Tuesday, 20 May 2014

To regulate or not to regulate the media

The media are the oxygen on which democracy thrives. In the words of GJA President Affail Monney, the media are literally the life wire of our democracy. Without a vibrant and pluralistic the media in Ghana cannot boast of a successful transition to democratic rule.

The media wields great power which can make or unmake a society, government or its people. This is a concern that brings to the fore the debate of whether or not to regulate the media.

One of the happiest days in the lives of Journalists in Ghana was the day the  criminal libel law was repealed.

Today, some would have wished that the law was not repealed, so that it would serve as a sanction and a
check to the rather bizarre excesses of some in the inky fraternity.

Sometimes one is tempted to question whether all the presenters, hosts and producers of shows in the local languages on private radio station are qualified journalists.

Information disseminated by some of the presenters are sometimes overly serious and in some cases reduced to mere jokes, even on very important issues like energy crises and its associated socio-economic toll on the livelihood of the people.

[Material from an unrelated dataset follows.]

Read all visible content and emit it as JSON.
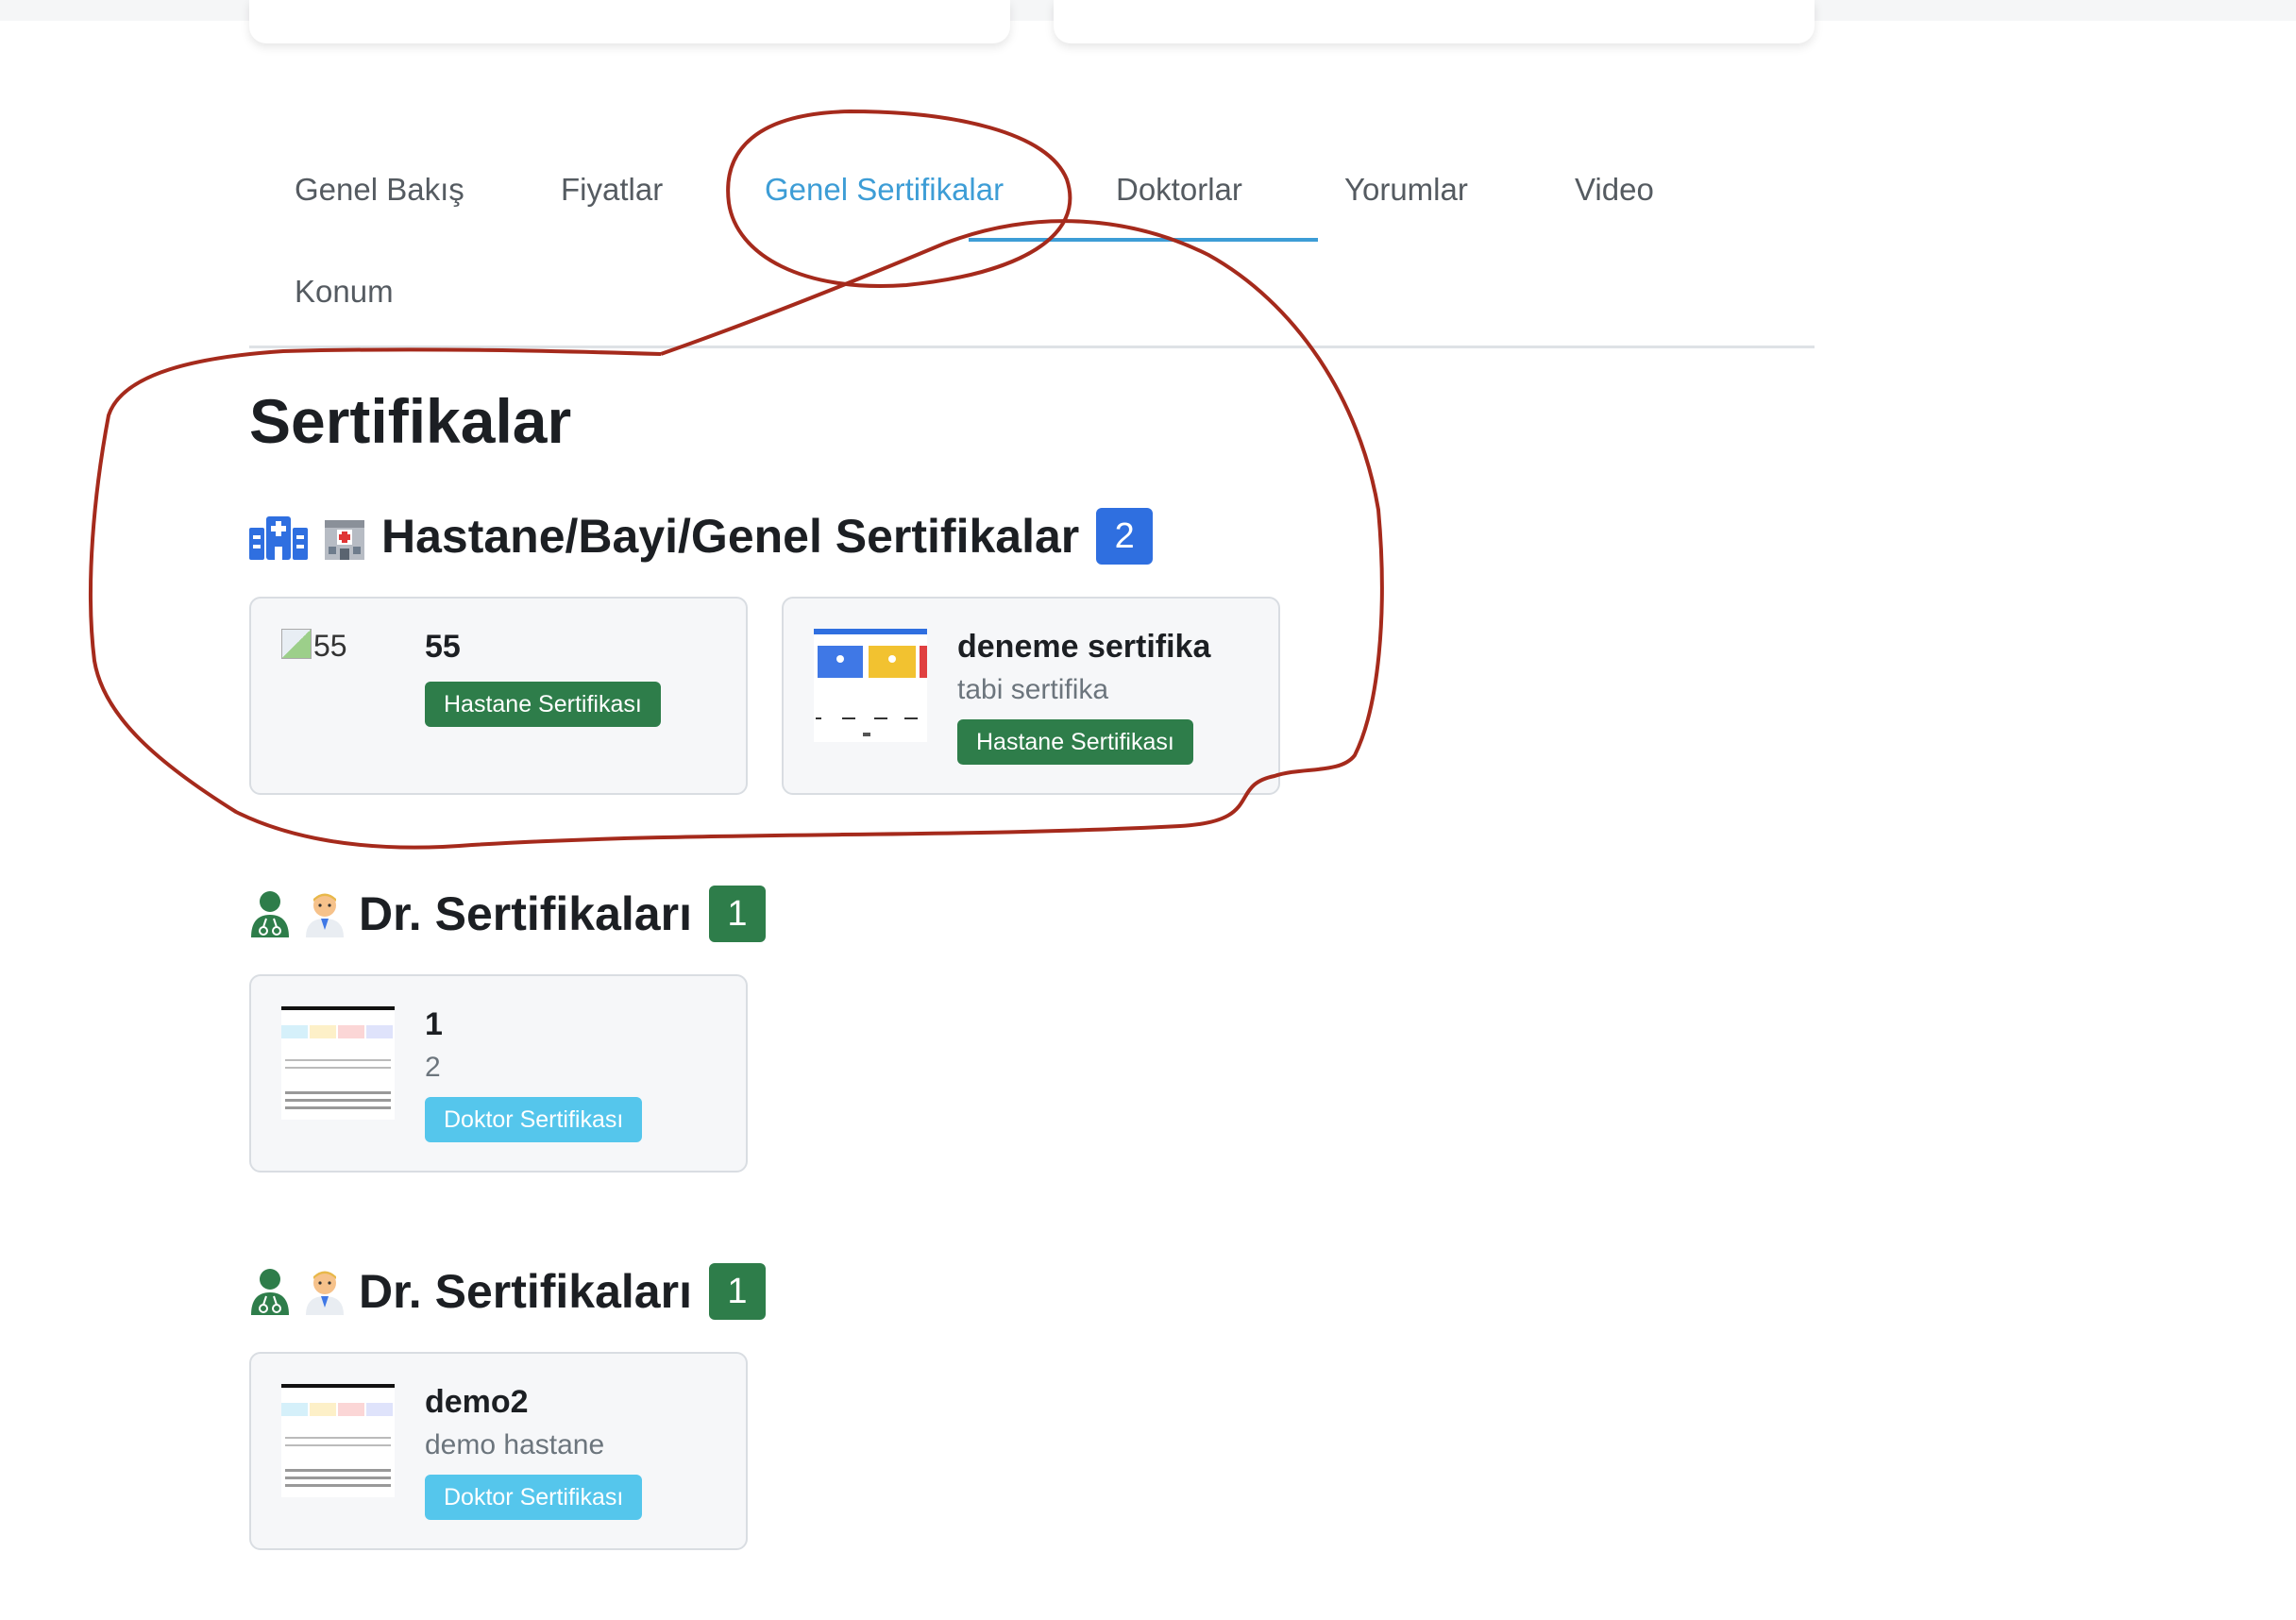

Media pluralism have contributed to a vibrant media landscape and a peaceful democratic environment. Recent developments in the media landscape, however, call for the need to regulate media excesses.

This is a challenge because the 1992 constitution makes room for freedom of expression, and a free speech is one difficult thing to legislate.

Even though free speech cannot be legislated, free speech can be regulated for sanity and civility to prevail. That is why regulatory bodies such as the media commission are established with the mandate among others to ensure that the state media is insulated from governmental control, and also take appropriate measures to ensure the establishment and maintenance of highest journalistic standards in the mass media, including the investigation, mediation and settlement of complaints made against or by the press or other mass media.

Whether the NMC is leaving up to expectation is the question to be asked. Chairperson, Krabral Blay Amihere has said time and time again that the commission is not fully equipped to do its work. The NMC cannot monitor the media, because it does not have the capacity to do so. As powerful as the media are, should we look unconcerned , while venom is poured on airwaves on a daily basis for public consumption?

There should be a way to monitor the activities of recalcitrants presenters, hosts and so on. The Media Foundation for West Africa received some commendation in this regard, for its work monitoring indecency on the airwaves.

However, most of its work were pre and post election based, as well as donor funded . It is very important that government ensures that the National Media Commission is well-equipped to do its work effectively. The National Communications Authority, NCA also has a stake in bringing some sanity in the media landscape.

Through the allocation of frequencies, the NCA should do its homework well by investigating who the real owners are and their agenda. This is necessary to ensure that the media are insulated from governmental control or setting an agenda that will derail the work done to maintain Ghana's democratic dispensation. Perhaps the debate should begin whether or not it is prudent for every radio station to cover politics.

Broadcast stations , especially radio should have specific areas to,concentrate on, either in entertainment, sports, religion, environment, geography, education etc. Media specialization will encourage competition and ensure quality and sanity. We can take a cue from developed media in the US under its Federal communications Authority and in the UK, the Press Complaints Commission for example, to deal with complaints from members of the public about the editorial content of newspapers ,magazines, broadcast media including their websites and the complaints are assessed against the Editor's Code of Practice.

In Ghana, many have have asked how relevant is the G J A code of ethics in the wake of the power of
social media , where any and everything hits the public domain.

The Ghana Independent Broadcasters Association also has a code of ethics with sanctions, but has any member been sanctioned for the use of indecent language on the airwaves?

Journalism thrives on credibility and integrity, but where monitoring and regulatory mechanisms are limited or completely absent , and with the onslaught of new media, opinions could pass as facts; a danger which in the long term could collapse the moral fibre of our democracy.